No dia das mães, dei de presente para Fabiola, minha esposa, mãe dos meus filhos, Helomar e Vitor, uma planta. A escolha foi feita em floricultura de Vila Velha, localizada sob a terceira ponte, em uma parte bonita das duas cidades, tendo como destaque a baía de Vitória e o Convento da Penha no morro Canela Verde. A floricultura é ampla, com muitas plantas e flores, com perfumes e cores variadas. Pena que, logo adiante, encontra-se toda mazela social dos nossos dias. Algo presente sob as pontes de cidades pelo mundo afora. Apesar do impacto com a deteriorização social, a floreira, as flores e as plantas, o perfume e as cores, me levaram a outro mundo, um mundo de fantasia, da beleza natural. A floreira me persuadia, eu balançava entre uma ou outra. Procurava a planta ainda sem a flor, buscava a que pudesse viver por mais de três anos. Porém, entre o tempo de vida e a beleza, me decidi pela exuberância rústica da “flor do deserto”, algo estranho, pois apesar da aparência do vaso em que se encontrava e da organização da areia e pedregulhos, da haste de 30 a 40 cm e sua cor vibrante, suas extremidades não apresentavam receptáculos e, assim, nada indicava o aparecimento de órgãos florais. Resolvi confiar, pois a floreira garantiu, a flor aparecerá, basta muito sol. A flor, ainda que solitária, nascerá. Bom... Pensei. Em Cachoeiro, na sacada do apartamento, sol pela manhã e por todo o dia, não faltará. Ela disse mais: o consumo de água é pequeno, basta regá-la uma vez por semana. Foi o bastante para a decisão final, vou levá-la. Em Cachoeiro, a flor do deserto desabrochará.

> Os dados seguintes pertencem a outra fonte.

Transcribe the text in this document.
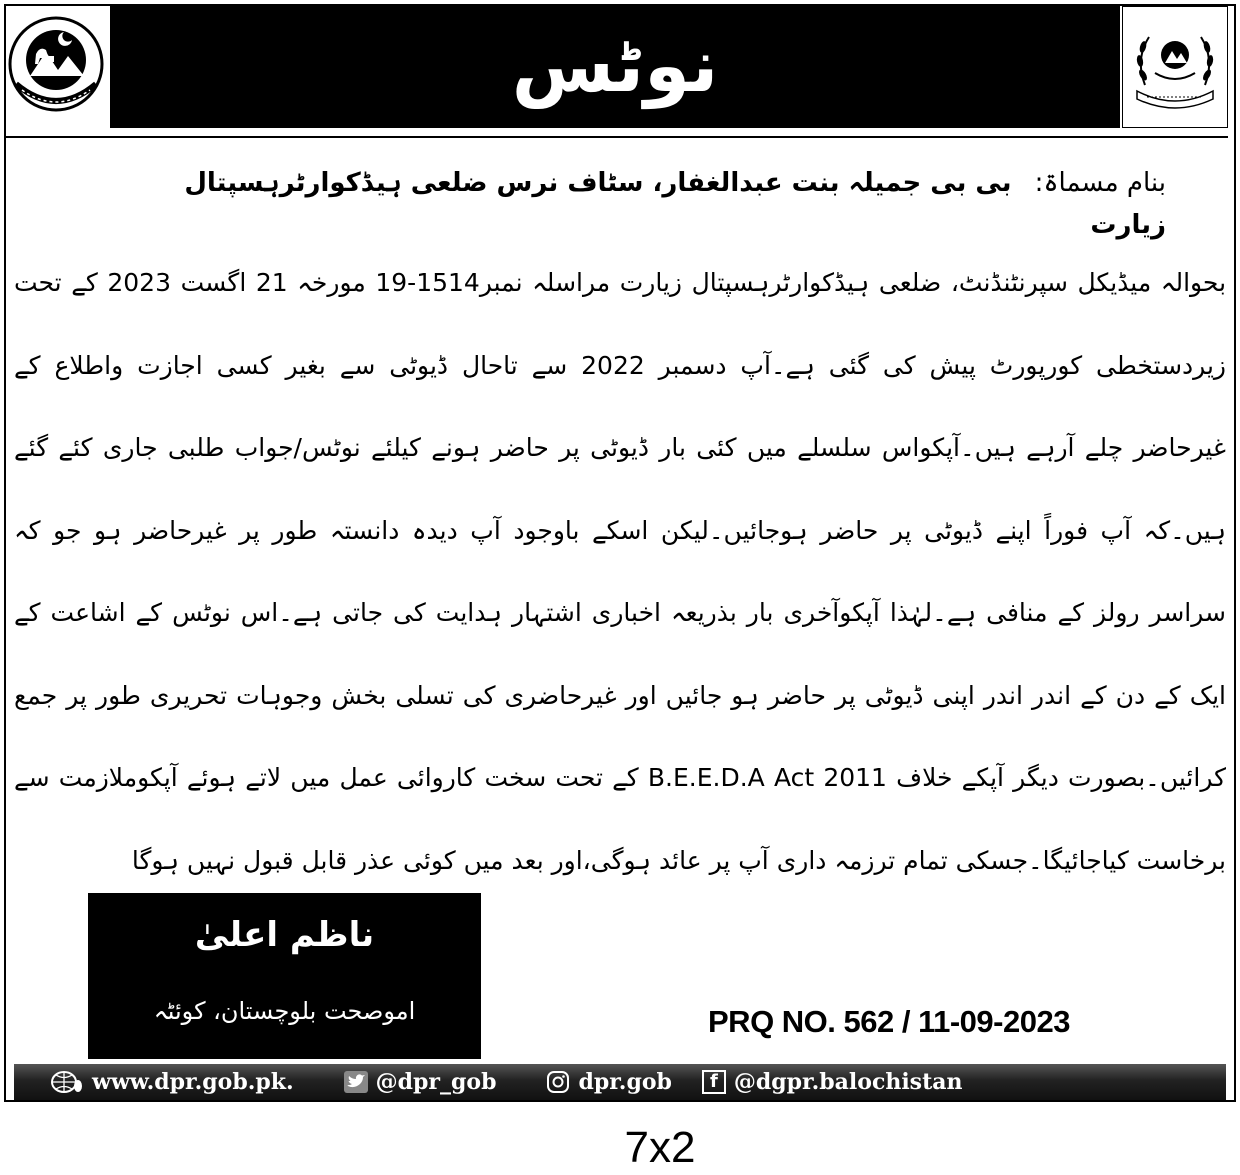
نوٹس
بنام مسماۃ: بی بی جمیلہ بنت عبدالغفار، سٹاف نرس ضلعی ہیڈکوارٹرہسپتال زیارت
بحوالہ میڈیکل سپرنٹنڈنٹ، ضلعی ہیڈکوارٹرہسپتال زیارت مراسلہ نمبر1514-19 مورخہ 21 اگست 2023 کے تحت زیردستخطی کورپورٹ پیش کی گئی ہے۔آپ دسمبر 2022 سے تاحال ڈیوٹی سے بغیر کسی اجازت واطلاع کے غیرحاضر چلے آرہے ہیں۔آپکواس سلسلے میں کئی بار ڈیوٹی پر حاضر ہونے کیلئے نوٹس/جواب طلبی جاری کئے گئے ہیں۔کہ آپ فوراً اپنے ڈیوٹی پر حاضر ہوجائیں۔لیکن اسکے باوجود آپ دیدہ دانستہ طور پر غیرحاضر ہو جو کہ سراسر رولز کے منافی ہے۔لہٰذا آپکوآخری بار بذریعہ اخباری اشتہار ہدایت کی جاتی ہے۔اس نوٹس کے اشاعت کے ایک کے دن کے اندر اندر اپنی ڈیوٹی پر حاضر ہو جائیں اور غیرحاضری کی تسلی بخش وجوہات تحریری طور پر جمع کرائیں۔بصورت دیگر آپکے خلاف B.E.E.D.A Act 2011 کے تحت سخت کاروائی عمل میں لاتے ہوئے آپکوملازمت سے برخاست کیاجائیگا۔جسکی تمام ترزمہ داری آپ پر عائد ہوگی،اور بعد میں کوئی عذر قابل قبول نہیں ہوگا
ناظم اعلیٰ
اموصحت بلوچستان، کوئٹہ	PRQ NO. 562 / 11-09-2023
www.dpr.gob.pk.	@dpr_gob	dpr.gob	f @dgpr.balochistan
7x2
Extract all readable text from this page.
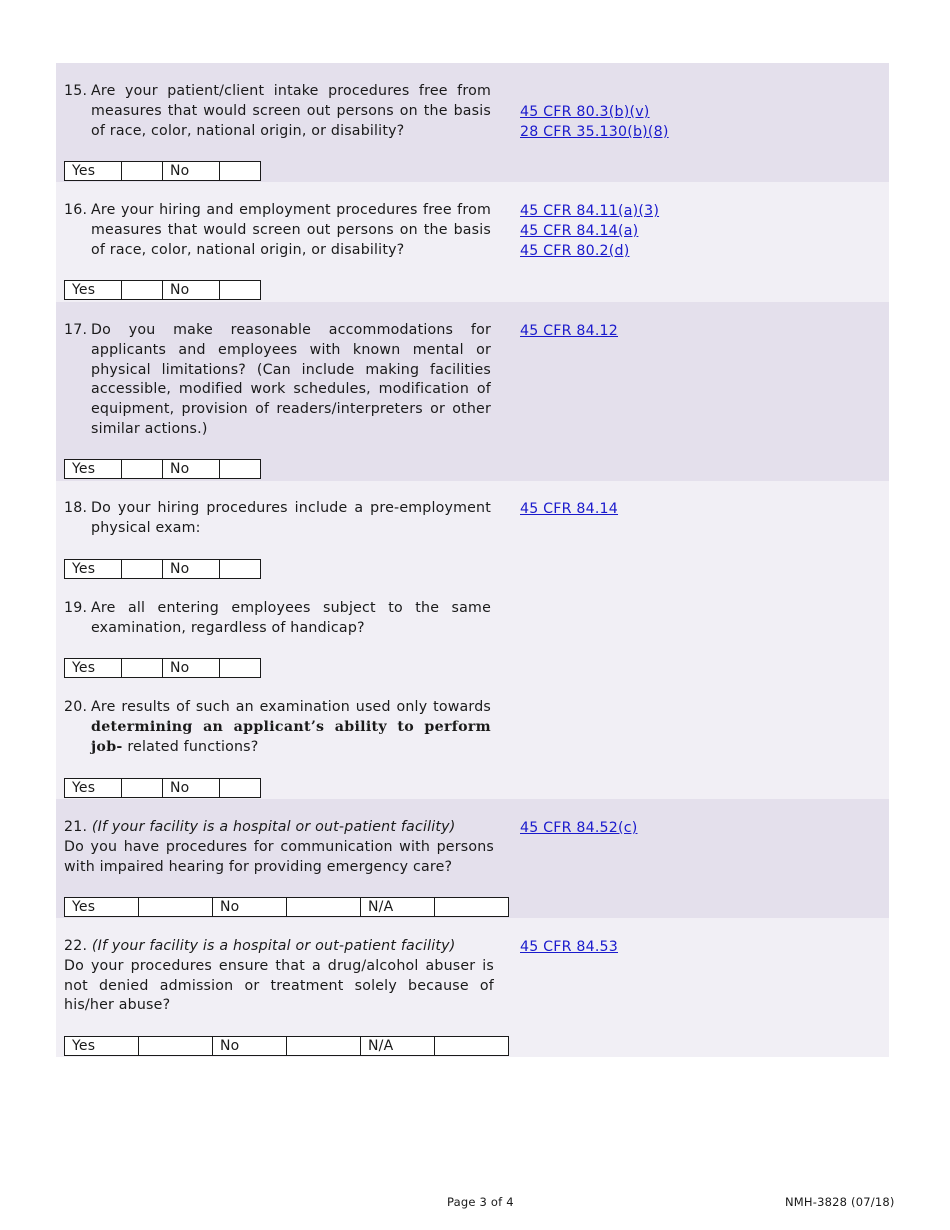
15. Are your patient/client intake procedures free from measures that would screen out persons on the basis of race, color, national origin, or disability?
45 CFR 80.3(b)(v)
28 CFR 35.130(b)(8)
Yes		No	
16. Are your hiring and employment procedures free from measures that would screen out persons on the basis of race, color, national origin, or disability?
45 CFR 84.11(a)(3)
45 CFR 84.14(a)
45 CFR 80.2(d)
Yes		No	
17. Do you make reasonable accommodations for applicants and employees with known mental or physical limitations? (Can include making facilities accessible, modified work schedules, modification of equipment, provision of readers/interpreters or other similar actions.)
45 CFR 84.12
Yes		No	
18. Do your hiring procedures include a pre-employment physical exam:
45 CFR 84.14
Yes		No	
19. Are all entering employees subject to the same examination, regardless of handicap?
Yes		No	
20. Are results of such an examination used only towards determining an applicant’s ability to perform job- related functions?
Yes		No	
21. (If your facility is a hospital or out-patient facility)
Do you have procedures for communication with persons with impaired hearing for providing emergency care?
45 CFR 84.52(c)
Yes		No		N/A	
22. (If your facility is a hospital or out-patient facility)
Do your procedures ensure that a drug/alcohol abuser is not denied admission or treatment solely because of his/her abuse?
45 CFR 84.53
Yes		No		N/A	
Page 3 of 4	NMH-3828 (07/18)
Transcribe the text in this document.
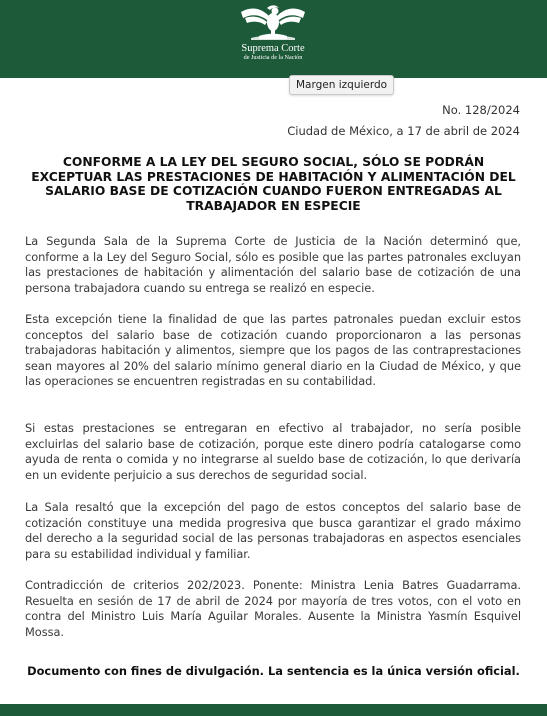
Suprema Corte
de Justicia de la Nación
Margen izquierdo
No. 128/2024
Ciudad de México, a 17 de abril de 2024
CONFORME A LA LEY DEL SEGURO SOCIAL, SÓLO SE PODRÁN EXCEPTUAR LAS PRESTACIONES DE HABITACIÓN Y ALIMENTACIÓN DEL SALARIO BASE DE COTIZACIÓN CUANDO FUERON ENTREGADAS AL TRABAJADOR EN ESPECIE
La Segunda Sala de la Suprema Corte de Justicia de la Nación determinó que, conforme a la Ley del Seguro Social, sólo es posible que las partes patronales excluyan las prestaciones de habitación y alimentación del salario base de cotización de una persona trabajadora cuando su entrega se realizó en especie.
Esta excepción tiene la finalidad de que las partes patronales puedan excluir estos conceptos del salario base de cotización cuando proporcionaron a las personas trabajadoras habitación y alimentos, siempre que los pagos de las contraprestaciones sean mayores al 20% del salario mínimo general diario en la Ciudad de México, y que las operaciones se encuentren registradas en su contabilidad.
Si estas prestaciones se entregaran en efectivo al trabajador, no sería posible excluirlas del salario base de cotización, porque este dinero podría catalogarse como ayuda de renta o comida y no integrarse al sueldo base de cotización, lo que derivaría en un evidente perjuicio a sus derechos de seguridad social.
La Sala resaltó que la excepción del pago de estos conceptos del salario base de cotización constituye una medida progresiva que busca garantizar el grado máximo del derecho a la seguridad social de las personas trabajadoras en aspectos esenciales para su estabilidad individual y familiar.
Contradicción de criterios 202/2023. Ponente: Ministra Lenia Batres Guadarrama. Resuelta en sesión de 17 de abril de 2024 por mayoría de tres votos, con el voto en contra del Ministro Luis María Aguilar Morales. Ausente la Ministra Yasmín Esquivel Mossa.
Documento con fines de divulgación. La sentencia es la única versión oficial.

Passaram-se alguns dias, quase mês, a floração ainda não aconteceu. Pela manhã, bem cedo, procuro a sacada do apartamento e a planta. Apesar da beleza diferente, a flor que tanto espero ainda não se mostrou. Mesmo sem a floração, contribui para o embelezamento do apartamento. Bem mais que a pimenteira. Esta, nem beleza e nem o fruto de sua haste se apresentam. Vitor, meu filho mais novo, em sua mocidade, não aparenta ansiedade, vai regando as duas plantas, confiante na pimenteira e no nascimento da flor. Eu, com angústia à flor da pele, lembro-me da floreira, penso em cobrar garantias. O tempo para a floração está se esgotando. Pensei, para uma próxima vez, adquirir uma orquídea ou uma rosa, de preferência, uma flor enorme que produza grande quantidade de néctar e que alimente insetos e passarinhos, ou que produza polens e que seja levado pelo vento e torne-se um agente polinizador. No dia seguinte, voltei à flor do deserto, ela resiste ao sol forte de Cachoeiro, parece exercitar a paciência, pensei melhor, resolvi esperar. Com as virtudes que apresenta, certamente virá uma bela flor, semelhante a uma tulipa, a beleza da vida virá com o tempo. É o que espero.